Ethnographic field studies of peasants, hunter gatherers, farmers,
powerful village men, etc. are common. Field studies of rich American families
are less so. Off hand, I can only think of George Marcus’s
studies of rich Texas families in Houston
and Galveston, which was nevertheless full of insights. Marcus uses a term that the muckrakers used –
dynastic wealth. His view of wealth is still wedded, however, to the notion of
the family, especially in terms of male heirs.
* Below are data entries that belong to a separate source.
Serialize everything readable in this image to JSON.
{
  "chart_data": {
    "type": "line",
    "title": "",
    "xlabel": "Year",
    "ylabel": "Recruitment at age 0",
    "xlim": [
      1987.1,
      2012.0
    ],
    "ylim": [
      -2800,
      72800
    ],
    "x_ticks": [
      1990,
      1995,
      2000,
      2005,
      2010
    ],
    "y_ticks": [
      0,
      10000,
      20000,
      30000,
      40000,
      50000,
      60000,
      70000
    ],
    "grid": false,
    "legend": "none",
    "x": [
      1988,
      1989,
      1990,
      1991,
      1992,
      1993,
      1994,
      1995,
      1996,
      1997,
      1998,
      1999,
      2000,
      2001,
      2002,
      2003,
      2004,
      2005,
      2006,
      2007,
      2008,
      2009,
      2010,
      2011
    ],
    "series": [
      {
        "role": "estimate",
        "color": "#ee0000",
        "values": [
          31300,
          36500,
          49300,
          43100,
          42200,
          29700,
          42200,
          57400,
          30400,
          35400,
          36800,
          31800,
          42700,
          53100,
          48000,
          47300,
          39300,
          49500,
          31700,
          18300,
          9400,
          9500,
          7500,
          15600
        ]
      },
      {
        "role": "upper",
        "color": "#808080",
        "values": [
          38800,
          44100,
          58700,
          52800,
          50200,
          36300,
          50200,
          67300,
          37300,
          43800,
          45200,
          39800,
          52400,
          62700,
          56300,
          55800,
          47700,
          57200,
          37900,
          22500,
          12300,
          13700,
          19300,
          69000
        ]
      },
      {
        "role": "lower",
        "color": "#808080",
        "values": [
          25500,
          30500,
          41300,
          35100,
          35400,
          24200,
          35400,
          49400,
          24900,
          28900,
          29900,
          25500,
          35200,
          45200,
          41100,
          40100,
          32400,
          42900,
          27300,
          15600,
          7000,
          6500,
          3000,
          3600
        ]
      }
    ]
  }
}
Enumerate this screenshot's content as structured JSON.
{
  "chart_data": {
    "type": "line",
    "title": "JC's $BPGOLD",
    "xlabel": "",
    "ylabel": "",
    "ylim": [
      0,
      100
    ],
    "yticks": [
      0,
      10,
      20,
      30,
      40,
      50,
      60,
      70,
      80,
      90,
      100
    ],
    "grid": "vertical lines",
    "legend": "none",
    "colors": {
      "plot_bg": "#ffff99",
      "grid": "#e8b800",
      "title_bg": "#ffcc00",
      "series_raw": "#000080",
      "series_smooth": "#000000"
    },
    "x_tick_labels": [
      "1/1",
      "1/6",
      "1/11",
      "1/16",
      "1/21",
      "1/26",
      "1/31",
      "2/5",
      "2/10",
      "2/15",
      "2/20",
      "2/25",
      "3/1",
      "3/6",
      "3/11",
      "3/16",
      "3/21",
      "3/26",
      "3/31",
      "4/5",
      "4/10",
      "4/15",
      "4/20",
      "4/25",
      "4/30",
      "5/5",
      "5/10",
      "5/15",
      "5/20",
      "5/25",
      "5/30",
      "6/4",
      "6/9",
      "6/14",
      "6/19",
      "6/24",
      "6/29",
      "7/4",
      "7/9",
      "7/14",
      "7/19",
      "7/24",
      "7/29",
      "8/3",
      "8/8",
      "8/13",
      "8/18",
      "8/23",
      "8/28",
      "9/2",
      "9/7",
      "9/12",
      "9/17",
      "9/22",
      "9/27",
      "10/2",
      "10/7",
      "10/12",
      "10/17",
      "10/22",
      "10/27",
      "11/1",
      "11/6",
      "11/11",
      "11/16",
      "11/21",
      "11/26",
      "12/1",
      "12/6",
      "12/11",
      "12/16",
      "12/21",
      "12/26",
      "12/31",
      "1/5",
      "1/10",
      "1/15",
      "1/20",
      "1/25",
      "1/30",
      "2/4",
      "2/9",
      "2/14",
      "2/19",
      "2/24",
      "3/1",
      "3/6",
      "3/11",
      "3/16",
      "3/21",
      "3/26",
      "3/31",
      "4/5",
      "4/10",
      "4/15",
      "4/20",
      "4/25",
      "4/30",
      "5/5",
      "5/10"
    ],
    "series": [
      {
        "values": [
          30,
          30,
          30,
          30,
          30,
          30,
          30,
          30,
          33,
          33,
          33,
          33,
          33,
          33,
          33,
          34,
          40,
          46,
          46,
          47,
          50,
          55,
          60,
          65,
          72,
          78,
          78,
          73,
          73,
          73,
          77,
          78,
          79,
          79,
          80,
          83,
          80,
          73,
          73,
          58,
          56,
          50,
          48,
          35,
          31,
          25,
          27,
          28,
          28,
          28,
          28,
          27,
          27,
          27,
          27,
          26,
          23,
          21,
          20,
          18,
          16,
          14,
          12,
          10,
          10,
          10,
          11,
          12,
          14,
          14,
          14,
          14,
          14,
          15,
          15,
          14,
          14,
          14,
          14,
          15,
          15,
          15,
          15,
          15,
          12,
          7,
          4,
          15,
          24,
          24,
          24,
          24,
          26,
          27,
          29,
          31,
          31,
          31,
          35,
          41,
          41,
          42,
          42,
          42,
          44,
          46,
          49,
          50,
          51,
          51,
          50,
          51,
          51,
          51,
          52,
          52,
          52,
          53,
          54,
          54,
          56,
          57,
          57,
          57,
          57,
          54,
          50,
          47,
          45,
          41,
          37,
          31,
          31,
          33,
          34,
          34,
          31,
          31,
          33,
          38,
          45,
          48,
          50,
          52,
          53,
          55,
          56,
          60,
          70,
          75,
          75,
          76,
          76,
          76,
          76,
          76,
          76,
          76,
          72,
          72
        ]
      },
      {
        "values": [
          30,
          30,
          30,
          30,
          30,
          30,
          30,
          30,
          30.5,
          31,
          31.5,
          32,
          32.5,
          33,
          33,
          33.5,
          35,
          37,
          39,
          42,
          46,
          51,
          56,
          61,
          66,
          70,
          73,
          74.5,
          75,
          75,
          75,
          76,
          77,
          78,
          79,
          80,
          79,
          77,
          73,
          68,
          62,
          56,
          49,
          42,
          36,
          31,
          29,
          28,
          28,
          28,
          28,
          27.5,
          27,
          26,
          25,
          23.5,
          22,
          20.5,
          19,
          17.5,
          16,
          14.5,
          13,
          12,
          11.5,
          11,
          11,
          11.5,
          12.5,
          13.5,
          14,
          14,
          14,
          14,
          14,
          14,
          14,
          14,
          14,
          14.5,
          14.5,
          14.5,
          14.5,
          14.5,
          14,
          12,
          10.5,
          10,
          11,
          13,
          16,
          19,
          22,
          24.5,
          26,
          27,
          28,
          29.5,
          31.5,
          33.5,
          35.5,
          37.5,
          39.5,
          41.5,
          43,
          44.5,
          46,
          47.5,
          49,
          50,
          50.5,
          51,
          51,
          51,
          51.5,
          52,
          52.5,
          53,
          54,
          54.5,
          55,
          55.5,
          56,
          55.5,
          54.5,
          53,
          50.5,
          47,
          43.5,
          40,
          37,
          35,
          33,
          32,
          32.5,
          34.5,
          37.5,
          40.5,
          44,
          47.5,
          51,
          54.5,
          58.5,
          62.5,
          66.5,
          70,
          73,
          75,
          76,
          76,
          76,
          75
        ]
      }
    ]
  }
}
Myself, I think that we should look at modern wealth from
the perspective of the “house”. This is akin to the dynastic perspective – we think
of the “house” of Windsor, meaning, vaguely, parts of the extended family of Saxe-Coburg
and Gotha. A house his, on the one hand, a concrete building, and, on the other
hand, a synecdoche for the entirety of the property. “Members” of the house can
include servants, as well as the less endowed cousins, aunts, uncles and others
who have some claim on the property.
In Marcus’s work on the rich, the invisibility of wealth is
one of the great structuring themes. It is mostly the case with the non-wealthy
that their visible environment, from car to apartment to house, is their real
wealth. The asset of most Americans is a house – although many have a few
stocks, the vast majority of stocks and other financial instruments is owned by
the wealthy. These things are wealth, too, but they can’t be seen the way chattels
can. Marcus proposes a parallel with the Kauli, a people in New Guinea:
“In talking about the people
of the other world, the Kaluli use the term mama, which means shadow or
reflection. When asked what the people of the unseen look like, Kaluli will
point to a reflection in a pool or a mirror and say, "They are not like
you or me. They are like that." In the same way, our human appearance
stands as a reflection to them. This is not a "supernatural" world,
for to the Kaluli, it is perfectly natural. Neither is it a "sacred
world," for it is virtually coextensive with and exactly like the world
the Kaluli inhabit, subject to the same forces of mortality .... In the unseen
world, every man has a reflection in the form of a wild pig . . . that roams
invisibly on the slopes of Mt. Bosavi. The man and his wild pig reflection live
separate existences, but if something should happen to the wild pig, the man is
also affected. If it is caught in a trap, he is disabled; if it is killed by
hunters of the unseen, he dies.”
The Kaluli reference is not a mere affectation, but a way of
making something intelligible that is beyond “inherited” wealth. I have to quote Marcus at length, here:
The
dynastic fortunes that I have studied in Texas over the past few years are
complex creations of various kinds of experts and of lineages of descendants
two to four generations away from founding entrepreneurial ancestors. A dynasty
is commonsensically a family, but after much experience with this form of
social organization, I find that it is primarily a fortune instead.
Concentrations of old wealth, however, have no one particular locus or
materialization; in short, they have no presence. Rather, a fortune has
multiple, simultaneous manifestations within a variety of interconnected but
isolated social contexts that encompass the long-term fates and daily lives of
literally hundreds of people. In initiating my research, I followed common
sense and took the family-literal flesh-and-blood descendants, and particularly
those who seemed to be leaders or in positions of authority-for the dynasty. I
soon discovered in their here and now lives the profound influence of the
equivalent of the unseen world among the Kaluli-the complex world of highly
spec- ialized expertise that through an elaborate division of labor, not only
structured the wealth but, also, created doppelganger facsimiles of the
descendants-roughly similar to the Mt. Bosavi wild pig reflections of Kaluli
persons-variously constituted as clients, beneficiaries of trusts, wealth
shares in computerized strategies of investment, and accountants' files. While
the unseen world is richly registered through sound and imagery in the here and
now of the Kaluli, it distinctly is not among the descendants within dynastic
families.”
These houses, I propose, are what is at play, anthropologically,
in the ownership of corporations. The idea of the stock market as a way of transferring
ownership to more efficient managers is not born out by anything in our real
economic experience. But these complex transfers of ownership as the politics
of various houses – this makes much more sense. The great houses in medieval
and early modern Europe were founded, above all, on a warrior ethos – they were
seized in wars, they warred with each other, and they warred outside of Europe
in crusades and, eventually, in the massive war against the indigenous peoples
and culture of Africa, the Americas, and Asia.